New York:Tiger Woods' return to the golf course is a long-awaited boon to sponsors that stood by him and marketers who stand to get big exposure from the big Masters audience.
Woods dropped out of the golf world last December after revelations of his infidelities made him a mainstay of lurid headlines and left his value as an advertiser in shambles. Several of his sponsors, including accounting firm Accenture and telecommunications company AT&T, dropped him. But companies that banked more directly on his athletic prowess, such as Nike Inc. and Electronic Arts, stuck by him.
The payoff could be coming.
"He starts the journey back now," said Rick Burton, former chief marketing officer of the US Olympic Committee and a sports marketing professor at Syracuse University. "Instead of being tabloid fodder for his non-athletic activities, he goes back to what he started out to be, which was an athlete."
Both Nike and Electronic Arts said in written statements on Tuesday they look forward to seeing Woods return to golf. It's especially timely for EA, whose next edition of the video game "Tiger Woods PGA Tour" is in testing and scheduled for release in June.
"Nike can probably imagine nothing better than Tiger coming back, withstanding the pressure of everyone watching him and winning," Burton said. "This is going to be a heavily photographed, heavily videotaped, heavily Youtubed appearance. Tiger's Nike hat, Nike shirt and Nike ball are all going to get a lot of visibility."
Gillete, a unit of Procter & Gamble, said it has no immediate plans to change its advertising _ which no longer features Woods. Damon Jones, a spokesman for Gillette, said there have not been any decisions made about what comes next with the company's advertising.
The Masters get the best TV ratings of any golf tournament and will likely be much more watched this year _ maximizing the impact of his return.
The tournament itself has just three major corporate sponsors _ IBM Corp., AT&T Inc. and ExxonMobil Corp., though tight control of the tournament keeps their logos all but absent from the course. AT&T, a former sponsor of Woods himself, declined to comment and the others did not immediately respond to requests.
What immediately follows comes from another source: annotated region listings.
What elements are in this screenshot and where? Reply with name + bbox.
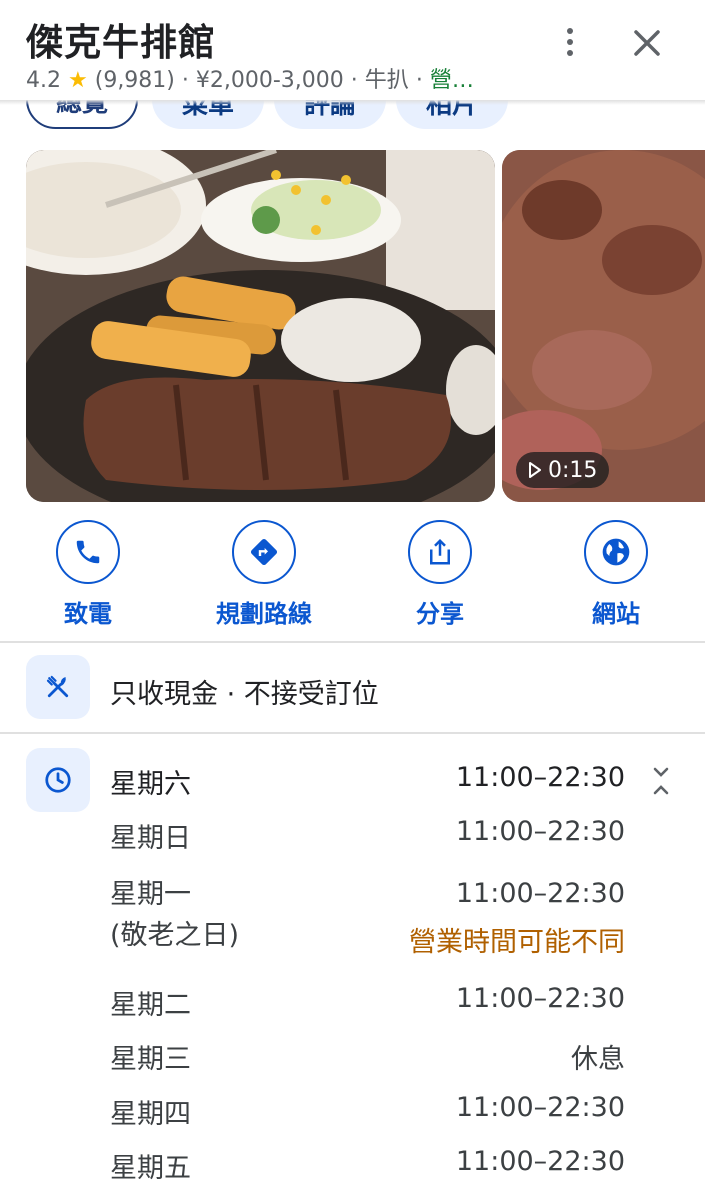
hours-time: 11:00–22:30	[455, 1092, 625, 1123]
hours-day: 星期三	[110, 1044, 191, 1075]
play-icon	[529, 462, 541, 478]
share-button-circle[interactable]	[408, 520, 472, 584]
service-options-text: 只收現金 · 不接受訂位	[110, 679, 379, 710]
call-label: 致電	[64, 600, 112, 628]
hours-time: 11:00–22:30	[455, 878, 625, 909]
review-count[interactable]: (9,981)	[95, 68, 175, 93]
divider	[0, 732, 705, 734]
website-label: 網站	[592, 600, 640, 628]
place-header: 傑克牛排館 4.2 ★ (9,981) · ¥2,000-3,000 · 牛扒 …	[0, 0, 705, 100]
place-title: 傑克牛排館	[26, 21, 216, 64]
steak-closeup-image	[502, 150, 705, 502]
hours-day: 星期四	[110, 1099, 191, 1130]
collapse-icon	[653, 767, 669, 795]
hours-time: 11:00–22:30	[455, 816, 625, 847]
dot	[567, 50, 573, 56]
dot	[567, 39, 573, 45]
quick-actions: 致電 規劃路線 分享 網站	[0, 520, 705, 630]
hours-time: 11:00–22:30	[455, 983, 625, 1014]
close-icon	[634, 30, 660, 56]
hours-warning: 營業時間可能不同	[409, 927, 625, 958]
rating-value: 4.2	[26, 68, 61, 93]
hours-time: 11:00–22:30	[455, 1146, 625, 1177]
clock-icon	[45, 767, 71, 793]
video-duration-badge: 0:15	[516, 452, 610, 488]
hours-time: 休息	[571, 1044, 625, 1075]
price-range: ¥2,000-3,000	[195, 68, 344, 93]
dot	[567, 28, 573, 34]
more-options-button[interactable]	[552, 20, 588, 64]
phone-icon	[76, 540, 100, 564]
hours-day: 星期五	[110, 1153, 191, 1184]
directions-button[interactable]: 規劃路線	[194, 520, 334, 629]
restaurant-icon	[46, 675, 69, 698]
website-button[interactable]: 網站	[546, 520, 686, 629]
header-shadow	[0, 100, 705, 105]
share-icon	[430, 538, 450, 565]
video-steak-closeup[interactable]: 0:15	[502, 150, 705, 502]
service-icon-box	[26, 655, 90, 719]
category: 牛扒	[364, 68, 409, 93]
share-button[interactable]: 分享	[370, 520, 510, 629]
hours-icon-box	[26, 748, 90, 812]
hours-day: 星期二	[110, 990, 191, 1021]
directions-button-circle[interactable]	[232, 520, 296, 584]
separator: ·	[181, 68, 189, 93]
directions-label: 規劃路線	[216, 600, 312, 628]
open-status: 營…	[429, 68, 474, 93]
globe-icon	[602, 538, 630, 566]
steak-plate-image	[26, 150, 495, 502]
collapse-hours-button[interactable]	[646, 764, 676, 798]
hours-day: 星期日	[110, 823, 191, 854]
divider	[0, 641, 705, 643]
photo-steak-plate[interactable]	[26, 150, 495, 502]
hours-day: 星期一	[110, 879, 191, 910]
hours-time: 11:00–22:30	[455, 762, 625, 793]
holiday-note: (敬老之日)	[110, 920, 240, 951]
call-button-circle[interactable]	[56, 520, 120, 584]
call-button[interactable]: 致電	[18, 520, 158, 629]
website-button-circle[interactable]	[584, 520, 648, 584]
star-icon: ★	[68, 68, 88, 93]
directions-icon	[250, 538, 278, 566]
share-label: 分享	[416, 600, 464, 628]
place-summary: 4.2 ★ (9,981) · ¥2,000-3,000 · 牛扒 · 營…	[26, 62, 474, 94]
video-duration: 0:15	[548, 457, 598, 483]
separator: ·	[415, 68, 423, 93]
hours-day: 星期六	[110, 769, 191, 800]
separator: ·	[350, 68, 358, 93]
close-button[interactable]	[626, 22, 668, 64]
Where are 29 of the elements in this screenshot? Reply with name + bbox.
While most golf events allow sponsors to put their logo on nearly every surface and host exhibits on the course, the Masters is nearly devoid of visible corporate presence. Commercial time is extremely limited for the Masters. Between two days representing nearly 8 hours of coverage last year, there was about 36 minutes of commercials, according to Nielsen.
"It is the cleanest venue you'd ever see," said Paul Swangard, managing director of the Warsaw Sports Marketing Center at University of Oregon. "The absence of corporate monikers is pretty striking for the NASCAR-ization we see in sports today."
It probably doesn't matter how well Woods even plays.
"When it comes to his brand it is irrelevant how he does," said John Sweeney, director of sports communication at the University of North Carolina at Chapel Hill's School of Journalism and Mass Communication.
He said the companies that have stood by him will continue to, but it will be be a while before he can lure any new sponsors.
"He is now a soap opera character in the tabloid reality show," Sweeney said.